Contrast this to the case where redeclarations are disallowed:

> (serialize-sxml '((*TOP* (http://foo:one (http://bar:two))
                           (http://bar:three)))
                  ns-prefixes: '((BAZ . "http://foo") (BAZ . "http://bar"))
                  allow-prefix-redeclarations: #f)
<BAZ:one xmlns:BAZ="http://foo">
  <prfx1:two xmlns:prfx1="http://bar" />   <!-- ooooh -->
</BAZ:one>
<BAZ:three xmlns:BAZ="http://bar" />

Here the nested element http://bar:two had its XML prefix prfx1 auto-generated, because BAZ had already been declared in the enclosing scope. Notice that http://bar:three still becomes BAZ:three though, because BAZ was not declared in that element's enclosing scope.

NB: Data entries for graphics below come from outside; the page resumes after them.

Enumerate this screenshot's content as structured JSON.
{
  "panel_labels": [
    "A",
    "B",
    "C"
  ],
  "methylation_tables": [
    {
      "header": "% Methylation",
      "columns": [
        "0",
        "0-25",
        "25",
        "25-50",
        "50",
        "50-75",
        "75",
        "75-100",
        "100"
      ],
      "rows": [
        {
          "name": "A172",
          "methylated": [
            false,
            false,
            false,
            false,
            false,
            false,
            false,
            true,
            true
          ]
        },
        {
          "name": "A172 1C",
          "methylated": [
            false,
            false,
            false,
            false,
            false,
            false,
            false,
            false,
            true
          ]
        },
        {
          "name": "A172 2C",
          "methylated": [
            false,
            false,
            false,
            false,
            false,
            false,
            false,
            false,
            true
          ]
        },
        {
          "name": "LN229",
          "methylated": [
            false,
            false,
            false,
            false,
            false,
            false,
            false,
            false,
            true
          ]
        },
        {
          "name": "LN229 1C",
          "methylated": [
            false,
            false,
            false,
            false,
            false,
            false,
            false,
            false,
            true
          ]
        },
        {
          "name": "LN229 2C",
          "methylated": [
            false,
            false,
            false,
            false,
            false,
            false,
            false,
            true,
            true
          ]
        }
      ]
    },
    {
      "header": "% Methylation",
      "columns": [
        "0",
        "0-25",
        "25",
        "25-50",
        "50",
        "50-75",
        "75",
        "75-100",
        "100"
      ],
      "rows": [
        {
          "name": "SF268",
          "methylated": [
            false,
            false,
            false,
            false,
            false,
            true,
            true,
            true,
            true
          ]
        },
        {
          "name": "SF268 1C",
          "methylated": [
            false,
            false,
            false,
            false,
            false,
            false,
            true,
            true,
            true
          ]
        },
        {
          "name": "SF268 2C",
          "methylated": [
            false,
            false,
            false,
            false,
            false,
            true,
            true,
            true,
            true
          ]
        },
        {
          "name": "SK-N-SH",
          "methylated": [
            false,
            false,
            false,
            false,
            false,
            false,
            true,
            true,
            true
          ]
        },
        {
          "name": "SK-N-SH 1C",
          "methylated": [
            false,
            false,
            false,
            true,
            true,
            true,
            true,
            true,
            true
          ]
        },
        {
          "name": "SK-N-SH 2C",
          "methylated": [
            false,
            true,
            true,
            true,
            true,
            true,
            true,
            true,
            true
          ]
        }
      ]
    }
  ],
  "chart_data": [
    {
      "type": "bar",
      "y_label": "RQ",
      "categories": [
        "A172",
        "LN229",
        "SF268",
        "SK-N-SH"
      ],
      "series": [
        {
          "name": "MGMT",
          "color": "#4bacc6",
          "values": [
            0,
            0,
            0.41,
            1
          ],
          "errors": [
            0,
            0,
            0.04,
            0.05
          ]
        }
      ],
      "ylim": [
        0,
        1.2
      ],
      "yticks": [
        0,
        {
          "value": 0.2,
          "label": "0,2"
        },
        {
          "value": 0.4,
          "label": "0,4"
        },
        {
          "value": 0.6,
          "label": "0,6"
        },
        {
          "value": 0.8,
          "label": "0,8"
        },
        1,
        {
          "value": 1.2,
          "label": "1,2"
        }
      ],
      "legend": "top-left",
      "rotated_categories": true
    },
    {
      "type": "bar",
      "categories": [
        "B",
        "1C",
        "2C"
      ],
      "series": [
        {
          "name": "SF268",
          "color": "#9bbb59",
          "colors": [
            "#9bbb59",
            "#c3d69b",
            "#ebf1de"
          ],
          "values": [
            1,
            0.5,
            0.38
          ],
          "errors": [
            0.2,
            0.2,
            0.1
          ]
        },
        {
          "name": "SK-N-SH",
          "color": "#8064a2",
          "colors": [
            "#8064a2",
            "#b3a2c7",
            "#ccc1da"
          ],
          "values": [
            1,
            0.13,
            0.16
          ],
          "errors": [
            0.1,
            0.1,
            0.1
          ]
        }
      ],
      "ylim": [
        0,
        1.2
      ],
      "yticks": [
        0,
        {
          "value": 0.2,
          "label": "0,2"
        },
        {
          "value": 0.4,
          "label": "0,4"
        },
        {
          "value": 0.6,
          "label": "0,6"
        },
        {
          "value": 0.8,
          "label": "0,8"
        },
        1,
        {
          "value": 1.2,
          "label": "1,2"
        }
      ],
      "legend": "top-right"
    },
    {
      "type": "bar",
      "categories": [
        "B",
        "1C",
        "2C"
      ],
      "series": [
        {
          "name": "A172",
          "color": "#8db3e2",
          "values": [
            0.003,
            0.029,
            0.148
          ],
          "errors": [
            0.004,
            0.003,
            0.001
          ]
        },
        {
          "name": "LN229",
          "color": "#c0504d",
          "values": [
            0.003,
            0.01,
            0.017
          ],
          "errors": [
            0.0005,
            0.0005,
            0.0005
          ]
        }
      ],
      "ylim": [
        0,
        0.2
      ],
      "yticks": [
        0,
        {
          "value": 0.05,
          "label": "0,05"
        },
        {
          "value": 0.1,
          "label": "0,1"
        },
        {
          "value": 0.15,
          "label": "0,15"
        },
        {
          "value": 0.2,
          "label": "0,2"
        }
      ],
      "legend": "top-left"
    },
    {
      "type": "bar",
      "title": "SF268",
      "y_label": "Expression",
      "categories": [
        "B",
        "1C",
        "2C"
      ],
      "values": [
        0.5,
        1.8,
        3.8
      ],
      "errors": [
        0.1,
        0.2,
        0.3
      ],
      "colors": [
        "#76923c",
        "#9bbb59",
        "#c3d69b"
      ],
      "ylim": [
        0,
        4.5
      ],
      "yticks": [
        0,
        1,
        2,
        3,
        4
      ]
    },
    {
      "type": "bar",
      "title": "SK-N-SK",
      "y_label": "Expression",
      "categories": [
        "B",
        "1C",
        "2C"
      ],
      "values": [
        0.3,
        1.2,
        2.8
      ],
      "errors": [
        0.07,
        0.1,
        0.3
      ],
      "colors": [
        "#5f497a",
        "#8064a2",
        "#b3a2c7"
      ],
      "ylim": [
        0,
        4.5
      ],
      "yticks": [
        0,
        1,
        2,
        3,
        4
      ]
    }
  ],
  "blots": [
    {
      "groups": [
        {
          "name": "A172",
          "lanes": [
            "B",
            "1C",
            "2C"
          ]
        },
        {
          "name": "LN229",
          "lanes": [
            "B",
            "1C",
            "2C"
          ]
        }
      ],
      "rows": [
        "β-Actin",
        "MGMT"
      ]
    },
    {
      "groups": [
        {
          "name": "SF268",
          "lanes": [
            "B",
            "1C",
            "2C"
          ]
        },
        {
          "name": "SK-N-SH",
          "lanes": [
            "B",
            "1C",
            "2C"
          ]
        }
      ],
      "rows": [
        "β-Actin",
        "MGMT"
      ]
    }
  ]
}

This is extremely useful when the default namespace is employed, because you can declare multiple default namespace URIs, and switch back and forth between the empty namespace and a default namespace. You can consider the default namespace to be a dedicated prefix called *default* which happens to render into XML without a prefix.

(serialize-sxml
  '(*TOP* (http://foo:one
            (http://bar:two
              (http://bar:three)
              (http://foo:four)
              (five (six (http://foo:seven))))))
   ns-prefixes: '((*default* . "http://foo") (*default* . "http://bar")))
<!-- redeclarations #t -->          <!-- redeclarations #f -->
<one xmlns="http://foo">            <one xmlns="http://foo">
  <two xmlns="http://bar">            <prfx1:two xmlns:prfx1="http://bar">
    <three />                           <prfx1:three />
    <four xmlns="http://foo" />         <four />
    <five xmlns="">                     <five xmlns="">
      <six>                               <six>
        <seven xmlns="http://foo" />        <prfx2:seven xmlns:prfx2="http://foo" />
      </six>                              </six>
    </five>                             </five>
  </two>                              </prfx1:two>
</one>                              </one>

One thing to note is that the empty namespace can always be redeclared to be the default namespace, despite the value of allow-prefix-redeclarations?. That's because in XML it is illegal to associate the empty namespace with an XML prefix, so we cannot auto-generate a prefix for it.

Changes from stock

(srl:sxml->xml doc)          ==> (serialize-sxml doc)
(srl:sxml->xml-noindent doc) ==> (serialize-sxml doc indent: #f)
(srl:sxml->html doc)         ==> (serialize-sxml doc method: 'html)

Limitations

About this egg

Author

Dmitry Lizorkin wrote the original serializer code. The Chicken port, and some enhancements, are by Jim Ursetto.

Version history

0.3
Accept chars, nulls and symbols as text nodes; accept lists containing text nodes in head position
0.2
XML prefix redeclaration; default namespace support [Jim Ursetto]
0.1
Initial import from sxml-tools CVS 1.7 @ Fri Nov 7 08:36:28 2008 UTC

License

BSD. The original serializer code by Dmitry Lizorkin is public domain.